Der «Rechtsstaatsmechanismus» als Machtinstrument
Mit ihrem notorischen Pathos beglückwünschte die Kommissionspräsidentin Ursula von der Leyen Tusk und die Polen: Sie sei beeindruckt von den Anstrengungen, «die Herrschaft des Rechts wieder zum Rückgrat der Gesellschaft zu machen». Das ist in der Tat keine Kleinigkeit und absolut notwendig. Denn mehr als alles andere ist die EU eine Rechtsgemeinschaft (auch wenn sie in der gegenwärtigen Weltlage eher einer Schicksalsgemeinschaft gleicht).
Eine grosse Errungenschaft war deshalb die Schaffung des sogenannten Rechtsstaatsmechanismus vor vier Jahren. Damit kann die Kommission Zahlungen blockieren, wenn in einem Empfängerland keine unabhängige Justiz existiert, die den Missbrauch von Geldern ahnden kann. Polen und Ungarn waren Adressaten solcher Massnahmen. Die Kommission als «Hüterin der Verträge» hat damit ein effizientes Machtinstrument in der Hand.
Doch ob sie auch sorgfältig genug damit umgeht, daran hat der Europäische Rechnungshof seine Zweifel. Er kritisiert in einem eben erschienenen Bericht die Methoden, mit denen die Kommission jährlich den Zustand des Rechtsstaats in den Mitgliedländern überprüft. Sie seien intransparent (also nicht nachvollziehbar), es fehle eine ausreichende Dokumentation, und über die Konsequenzen dieses «Screenings» gebe es keine Rechenschaft. Das ist bedenklich.

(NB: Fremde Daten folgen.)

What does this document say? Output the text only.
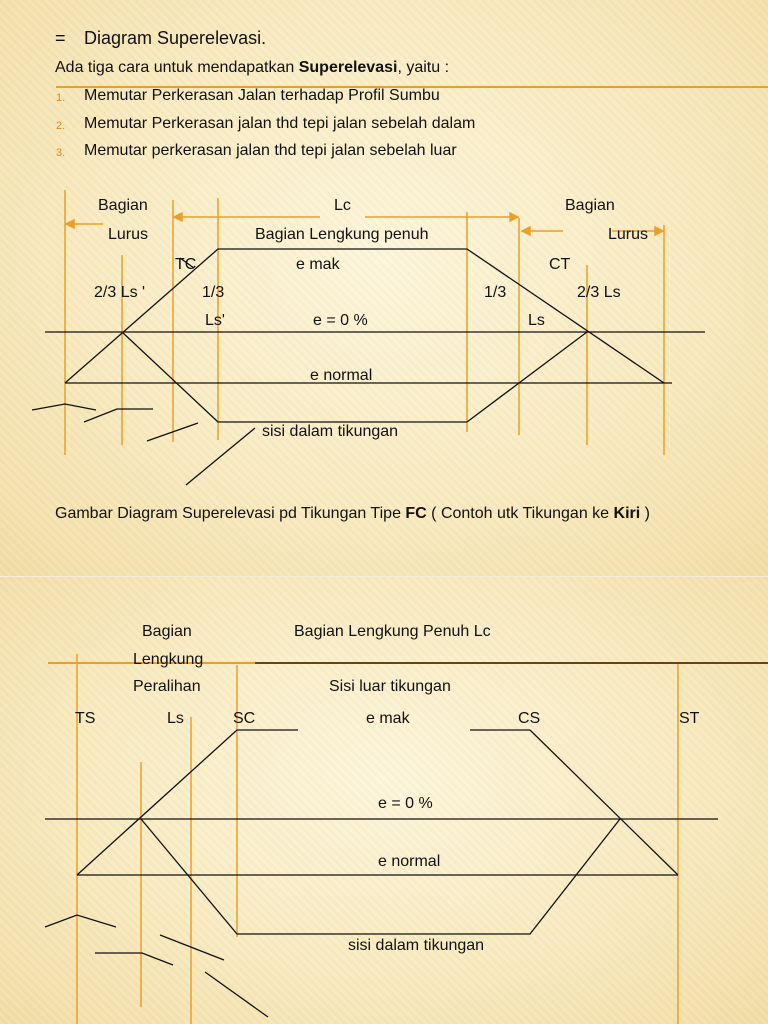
= Diagram Superelevasi.
Ada tiga cara untuk mendapatkan Superelevasi, yaitu :
1. Memutar Perkerasan Jalan terhadap Profil Sumbu
2. Memutar Perkerasan jalan thd tepi jalan sebelah dalam
3. Memutar perkerasan jalan thd tepi jalan sebelah luar
Bagian
Lurus
Lc	Bagian
Lurus
Bagian Lengkung penuh
TC	e mak	CT
2/3 Ls '	1/3	1/3	2/3 Ls
Ls'	e = 0 %	Ls
e normal
sisi dalam tikungan
Gambar Diagram Superelevasi pd Tikungan Tipe FC ( Contoh utk Tikungan ke Kiri )
Bagian
Lengkung
Peralihan
Bagian Lengkung Penuh Lc
Sisi luar tikungan
TS	Ls	SC	e mak	CS	ST
e = 0 %
e normal
sisi dalam tikungan
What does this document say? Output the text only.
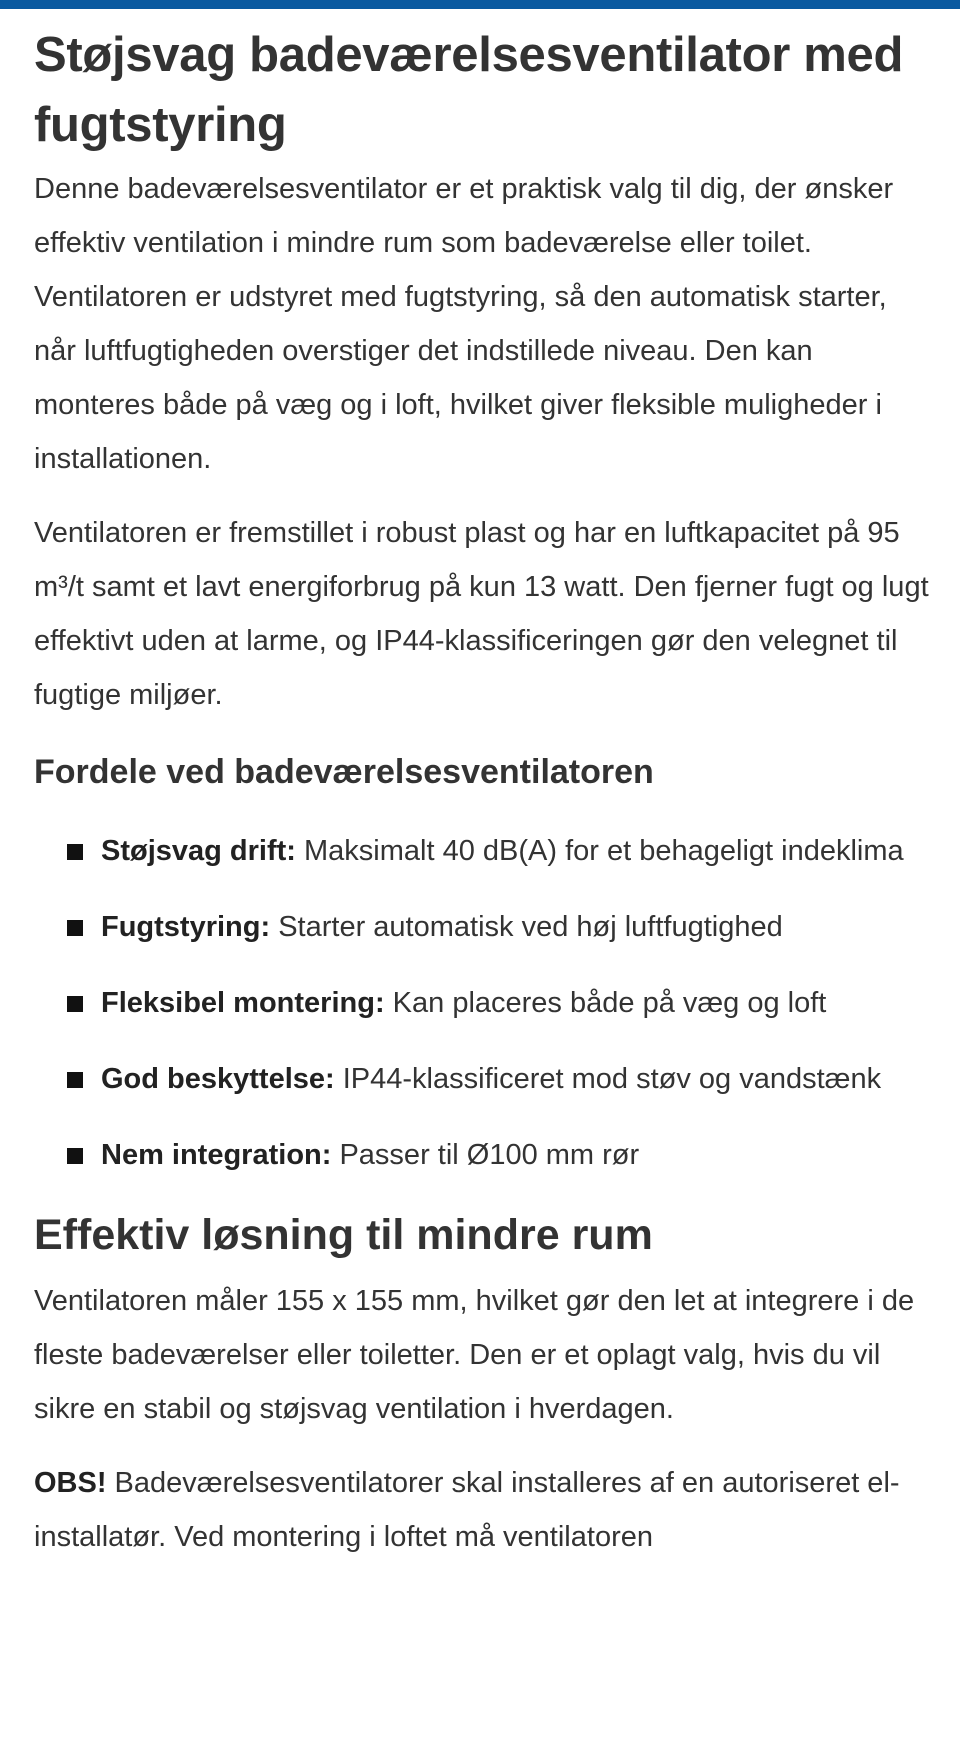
Støjsvag badeværelsesventilator med fugtstyring

Denne badeværelsesventilator er et praktisk valg til dig, der ønsker effektiv ventilation i mindre rum som badeværelse eller toilet. Ventilatoren er udstyret med fugtstyring, så den automatisk starter, når luftfugtigheden overstiger det indstillede niveau. Den kan monteres både på væg og i loft, hvilket giver fleksible muligheder i installationen.

Ventilatoren er fremstillet i robust plast og har en luftkapacitet på 95 m³/t samt et lavt energiforbrug på kun 13 watt. Den fjerner fugt og lugt effektivt uden at larme, og IP44-klassificeringen gør den velegnet til fugtige miljøer.

Fordele ved badeværelsesventilatoren
Støjsvag drift: Maksimalt 40 dB(A) for et behageligt indeklima
Fugtstyring: Starter automatisk ved høj luftfugtighed
Fleksibel montering: Kan placeres både på væg og loft
God beskyttelse: IP44-klassificeret mod støv og vandstænk
Nem integration: Passer til Ø100 mm rør
Effektiv løsning til mindre rum

Ventilatoren måler 155 x 155 mm, hvilket gør den let at integrere i de fleste badeværelser eller toiletter. Den er et oplagt valg, hvis du vil sikre en stabil og støjsvag ventilation i hverdagen.

OBS! Badeværelsesventilatorer skal installeres af en autoriseret el-installatør. Ved montering i loftet må ventilatoren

Ins gleiche Horn stösst das Europäische Parlament, das der Kommission vorwirft, beim Rechtsstaatsmechanismus «allzu diplomatisch» und «zu wenig präzis» zu sein. Gemeint ist: Das Instrument ist politisiert. Am Geldhahn dreht Brüssel nur, wenn es auch politisch in den Kram passt. So wie jetzt im Fall Polens. Tusk ist ein wichtiger Verbündeter im Abwehrkampf gegen den russischen Revanchismus (anders als Orban, der unsichere Kantonist). Deshalb, so die EU-Parlamentarier, erhält Warschau viele Milliarden und nicht Budapest. Nicht strenge Regeln entscheiden, sondern das Prinzip Hoffnung.
Eine Balance zwischen Recht und Macht
Diese Kritik ist überzogen, denn das Geld wird in Tranchen überwiesen, und diese können jederzeit gestoppt werden. Und es wäre unsinnig, abzustreiten, dass Geldtransfers in jeder politischen Organisation immer auch einer politischen Logik gehorchen – und gehorchen müssen. Aber Brüssel muss den Verdacht ernst nehmen, es drücke bei manchen Regierungen zu leicht ein Auge zu.
Die EU ist nicht nur eine Rechtsgemeinschaft, sie stolpert gerade auch in die Rolle eines geopolitischen Akteurs hinein. Mit ihren beiden Identitäten verbinden sich widersprüchliche Anforderungen. Die Union wird sich deshalb auf immer neue Balanceakte einstellen müssen.